Он схватил меня в охапку, и я засмеялась, заболтала в воздухе ногами. Он носил меня легко и уверенно, словно я пушинкой была. По скрипучей лестнице он взлетел едва ли не бегом. Последнее время мне тяжело было ходить по этой лестнице, вдруг оказалось, что она слишком крутая и долгая.
Он укладывал меня в постель — словно ребенка.
— Спи, Сортис.
— Куда ты? Я не засну без тебя.
Последние месяцы он почти не покидал меня, и я ужасно разбаловалась. Он улыбался в ответ на мои капризы, по мере сил потакал.
— Я только задерну шторы и лягу. Закрывай глаза, родная. Я послушно зажмурилась. Скоро он лег рядом со мной, и я ткнулась носом в его плечо, и уснула, вдыхая его запах, запах листвы, земли и ветра.
Я пробудилась, видно, уже за полночь. Стояла глухая тьма. Всю меня пронзала боль, зарождавшаяся где-то внутри. Я едва сдержала стон.
«Что со мной?
Я — умираю?
Нет, ведь я, я… воды отходят… не может быть… так скоро, так сразу… ведь я не готова… так больно! Так больно!»
Я схватилась растерянной рукой за его руку.
— Что, родная? — пробормотал он сонно. Я только всхлипнула в ответ.

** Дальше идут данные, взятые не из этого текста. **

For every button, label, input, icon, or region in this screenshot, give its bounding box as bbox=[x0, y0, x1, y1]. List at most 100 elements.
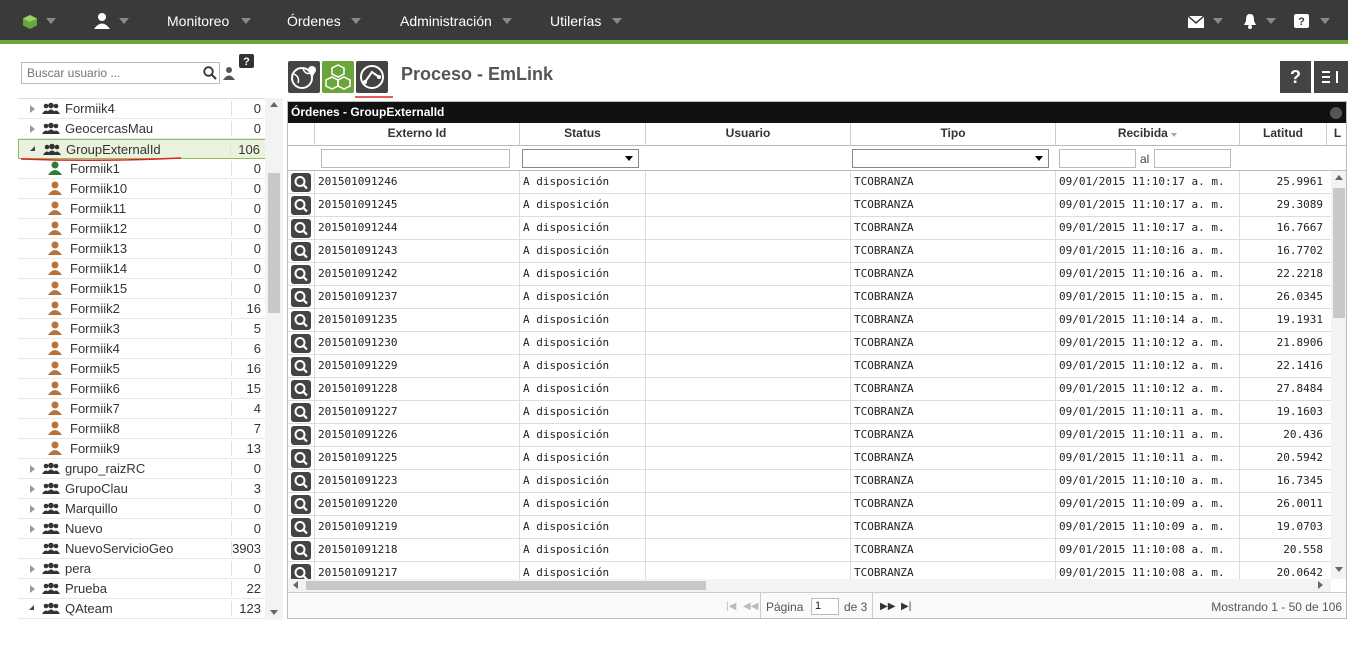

Он тотчас проснулся, испуганный этим неожиданным звуком.
— Что такое? Что ты, родная?
И я заплакала, тихо, даваясь слезами. Боль крутила и вертела меня, а пуще боли был страх, неожиданный, всепоглощающий.
— Сортис, не плачь… Сортис, что мне сделать?
— Как ты думаешь… я рожу… дерево? — засмеялась сквозь слезы, и снова заплакала.
Ах, сколько бы слез я не пролила глухой ночью, прижимаясь лицом к мокрой подушке, я все та же Сортис, я — Сортис, и ничего в мире этого не изменит.
Кого я рожу от тебя, ангел мой, любовь моя, муж мой? Как мне больно, как мне страшно! Этот ребенок разорвет мою душу, разорвет меня в клочья. Разве может быть иначе, если родить мне предстоит — стихию.
Неужели я умираю?
За шторами рассвело. Лучи света пробивались в комнату, режа пыльный полумрак. Было вроде и прохладно, но я обливалась потом. А после все так же, в поту, задыхаясь, я следила за тем, как лучики эти окрашиваются алым и гаснут. Прошел день, снова наступила ночь.
Часы внизу медленно и важно пробили полночь — бессмысленное, никому не нужное время. А с последним ударом меня пронзила такая боль, что я закричала, пронзая криком темноту над лесами.
— Сортис! — он держал мои руки, и плакал, и ничем не мог помочь мне, а я кричала, надрываясь, надсаживая голос.
Я — лист, опавший прошлой осенью.
Я кричала и задыхалась от собственного крика. Боль рвала меня на части, боль огненными пальцами разрывала меня на кусочки — снова и снова. Будто начинку для пирожков готовила — о, эта хозяйственная боль.
Я — огонек сгоревшей свечи,
— Я — Сортис.
Я — лист, опав…
Сознание мое меркло.
А потом я услышала над собой резкий, металлический, совершенно нестерпимый голос, говоривший четко и раздельно:
— Храбрая Сортис. Бесстрашная Сортис.
И другой, столь же нестерпимый голос прибавил равнодушно:
— Мертвая Сортис.
И с каким-то неожиданным безразличием я поняла и приняла это знание: я умерла. Тот и Осирис говорили надо мной в непроглядной тьме характерными металлическими голосами. «Мертвая Сортис». Это я, это я — мертвая Сортис. И мой ребенок. Здесь, в этой кромешной тьме, боль отпустила меня, и не сразу отчего-то вспомнила я о своем нерожденном ребенке. Я встрепенулась.
— Глупая Сортис, — сказал кто-то. Голоса их были так похожи, что я не различала еще, кто говорит.
— Мой ребенок…
— Твой ребенок? Ты ЭТО называешь ребенком? Воистину — глупая Сортис!